Merely being sponsored by the US military does not guarantee evil. I'm a big fan of that Internet thing, for example. Then again, I also own guns which are not intended to kill people, and computers which aren't used to calculate missile trajectories (even though they may well have been designed with other plans), so I'll probably never understand.
The purpose of the military is primarily to defend your country
and secondarily to defend other people where this is deemed beneficial to your country's interests.
I'm not necessarily anti-military, and understand that the military both helps and harms people. However, your rosy picture of our happy military is a gross oversimplification, and dare I say, bullshit. Here is a link to Wikipedia's definition. An excerpt:
The soldiers and warfare part stands out for me. Those equate to killing people. You can call it whatever you want, but the reality is that it is what it is.
-Turkey
19.1 mph? I mean, congradulations to the winners, and I'm sure there's a reason for the speed to be so low...but can anyone explain what that is to me?
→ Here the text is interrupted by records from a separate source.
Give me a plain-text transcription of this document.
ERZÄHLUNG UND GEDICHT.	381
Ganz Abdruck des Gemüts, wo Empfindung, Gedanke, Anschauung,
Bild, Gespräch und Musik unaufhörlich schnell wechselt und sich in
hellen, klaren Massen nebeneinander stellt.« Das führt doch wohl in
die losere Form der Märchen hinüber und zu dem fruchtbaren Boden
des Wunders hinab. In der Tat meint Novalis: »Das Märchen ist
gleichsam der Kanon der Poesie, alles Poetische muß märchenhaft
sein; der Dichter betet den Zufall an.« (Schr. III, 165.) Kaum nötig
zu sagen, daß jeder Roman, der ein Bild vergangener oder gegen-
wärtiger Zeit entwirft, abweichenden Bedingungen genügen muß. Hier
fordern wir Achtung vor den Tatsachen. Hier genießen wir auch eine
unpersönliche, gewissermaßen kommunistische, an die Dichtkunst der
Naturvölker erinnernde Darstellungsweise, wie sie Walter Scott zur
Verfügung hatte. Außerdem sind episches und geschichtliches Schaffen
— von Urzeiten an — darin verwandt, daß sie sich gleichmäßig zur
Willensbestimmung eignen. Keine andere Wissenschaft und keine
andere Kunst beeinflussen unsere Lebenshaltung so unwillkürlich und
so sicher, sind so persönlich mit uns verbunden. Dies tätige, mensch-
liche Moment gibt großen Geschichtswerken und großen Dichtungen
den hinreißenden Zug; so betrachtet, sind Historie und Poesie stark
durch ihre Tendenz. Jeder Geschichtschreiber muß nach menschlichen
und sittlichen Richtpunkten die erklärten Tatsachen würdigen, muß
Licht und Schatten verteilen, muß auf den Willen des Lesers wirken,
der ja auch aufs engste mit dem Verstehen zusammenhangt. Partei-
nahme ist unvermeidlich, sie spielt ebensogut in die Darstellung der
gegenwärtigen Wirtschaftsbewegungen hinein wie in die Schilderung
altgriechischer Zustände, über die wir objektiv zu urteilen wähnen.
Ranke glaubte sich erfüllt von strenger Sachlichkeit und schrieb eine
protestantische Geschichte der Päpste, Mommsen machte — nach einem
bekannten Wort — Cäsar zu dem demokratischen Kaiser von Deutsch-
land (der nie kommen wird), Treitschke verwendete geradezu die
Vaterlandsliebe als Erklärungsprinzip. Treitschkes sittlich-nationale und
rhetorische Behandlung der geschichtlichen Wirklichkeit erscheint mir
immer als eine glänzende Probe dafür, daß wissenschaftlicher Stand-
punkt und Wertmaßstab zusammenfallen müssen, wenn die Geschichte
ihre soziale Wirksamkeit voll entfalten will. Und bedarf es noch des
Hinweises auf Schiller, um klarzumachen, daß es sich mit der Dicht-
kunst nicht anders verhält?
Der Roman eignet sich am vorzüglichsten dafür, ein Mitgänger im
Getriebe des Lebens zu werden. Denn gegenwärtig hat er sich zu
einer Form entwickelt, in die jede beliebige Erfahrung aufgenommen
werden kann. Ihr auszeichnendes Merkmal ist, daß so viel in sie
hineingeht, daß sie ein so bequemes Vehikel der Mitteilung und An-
20 mph isn't bad for an off-road vehicle, or military convoy (which is the ultimate goal of this technology). Last time I went for a ride in a Humvee across the Iraqi desert, we didn't go much more than 30 mph - and that was over mostly flat desert.
It should also be mentioned that at least the Stanford team and the CMU team claim to have completed the old course while preparing for this year's event. So even if this year's course is easier, there are some teams that completed the old course anyhow. Obviously this wasn't under race conditions (the most important condition being that you don't know the course until just before the race) but it is still relevant.
Lasers Controlled Games!
This is America... we don't breed the smartest people in the world, we just attract them from wherever they happen to have been born. Ultimately, the ability to attract the brightest, most highly motivated people from all over the world has always been America's only real advantage.
I've abandoned my search for truth; now I'm just looking for some useful delusions.
The universities competing in this competition know perfectly well they're helping the armed forces kill people. Over 2000 good soldiers dead in Iraq, many by Improvised Explosive Devices... how many of those deaths good have been prevented by using autonomous vehicles for patrols instead of manned ones? Perhaps the universities beleive the opposite is true -- there helping keep armed forces people from being killed. Face, if the goal of the armed forces were simply to kill people, then nuclear, chemical, or biological weapons would do it much more quickly and efficiently than an autonomous vehicle! The trick is not simply to kill people, but to kill the RIGHT people. I don't think anybody honestly beleives that autonomous vehicles can decide who the right people are, so it is much more likely these will be used to prevent deaths rather than cause them. That could only be a good thing, unless you happen to be a member of an "insurgency". Personally, I prefer being able to say "Ha-ha! You just killed a robot!" to anybody that attacks our vehicles.
I've abandoned my search for truth; now I'm just looking for some useful delusions.